The operators of a Tampa, Fla.-based payday loan broker scheme agreed to settle Federal Trade Commission charges that they falsely promised to help consumers get loans, but instead used consumers’ personal financial data to take money from their bank accounts without their consent.

Defendants Sean C. Mulrooney and Odafe Stephen Ogaga, and five companies they controlled, claimed to be affiliated with a network of 120 potential payday lenders. They misrepresented that 80% of all applicants received loans within an hour, according to the FTC’s complaint.
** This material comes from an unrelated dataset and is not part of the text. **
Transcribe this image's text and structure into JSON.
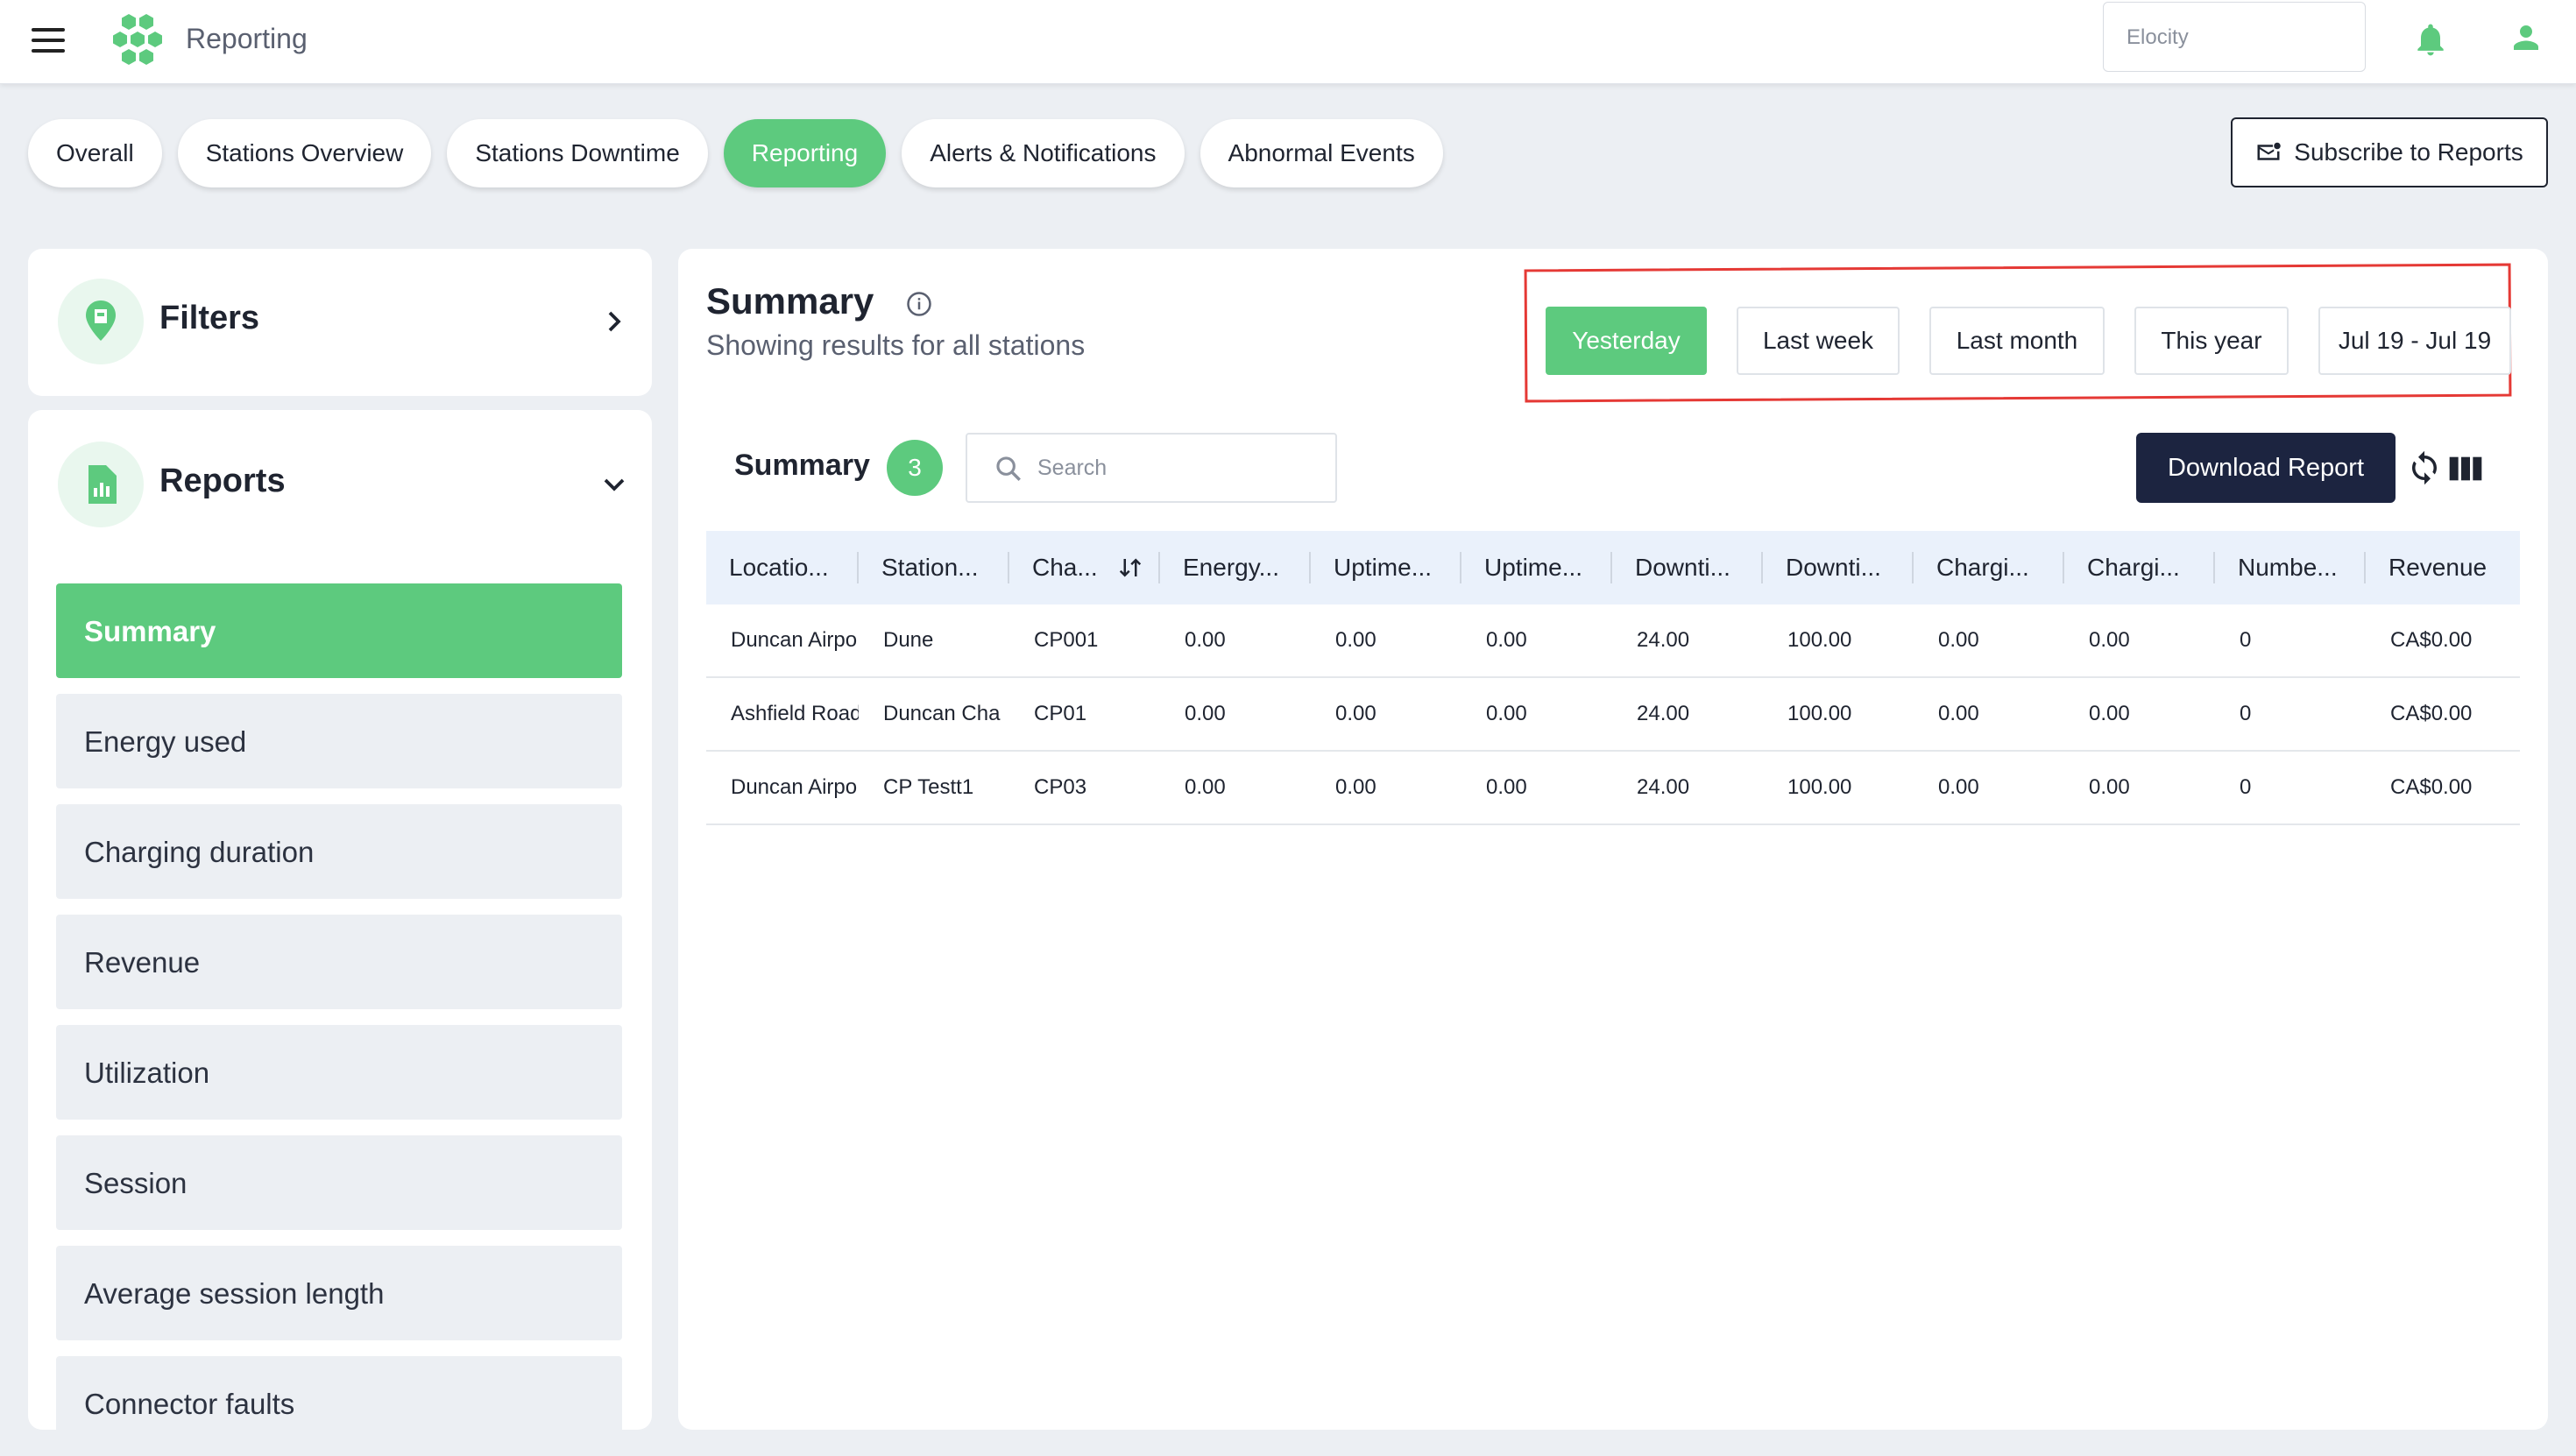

In reality, the defendants did not lend money to consumers, and there is no evidence that they helped anyone in obtaining a loan.

The settlement imposes a $6.2 million judgment, equal to the wrongful financial gains, and bans the defendants from:

    •    marketing or providing any credit-related products or services, including loans, prepaid credit cards, debt-relief services, and credit repair services;
    •    collecting, selling, or buying consumers’ personal and financial information, except in order to process a specifically authorized transaction; and
    •    processing transactions using remotely created checks or remotely created payment orders. 

The settlement requires Ogaga to surrender nearly all his assets: $50,000 in cash, and proceeds from the sale of his 2011 Rolls Royce Ghost, 2007 Lexus LS460, and 2006 Ferrari. Once he surrenders these assets, the remainder of the judgment against Ogaga will be suspended. The judgment against Mulrooney is entirely suspended, because of his inability to pay.

According to the complaints, the defendants used consumers’ personal financial information it had collected through its websites to withdraw $30 from the bank accounts of tens of thousands of consumers, without authorization and without providing anything of value in return.

Also under the settlement, the defendants are prohibited from misrepresenting the terms and conditions of any service or product they market, and from charging consumers for anything without their consent. The settlement requires the defendants to dispose of customer information that they have already collected and not to use, disclose, or benefit from, and it.

Along with Mulrooney and Ogaga, the complaint named Caprice Marketing LLC; NuVue Partners LLC; Capital Advance LLC; Loan Assistance Company LLC; and ILife Funding LLC, formerly known as Guaranteed Funding Partners LLC.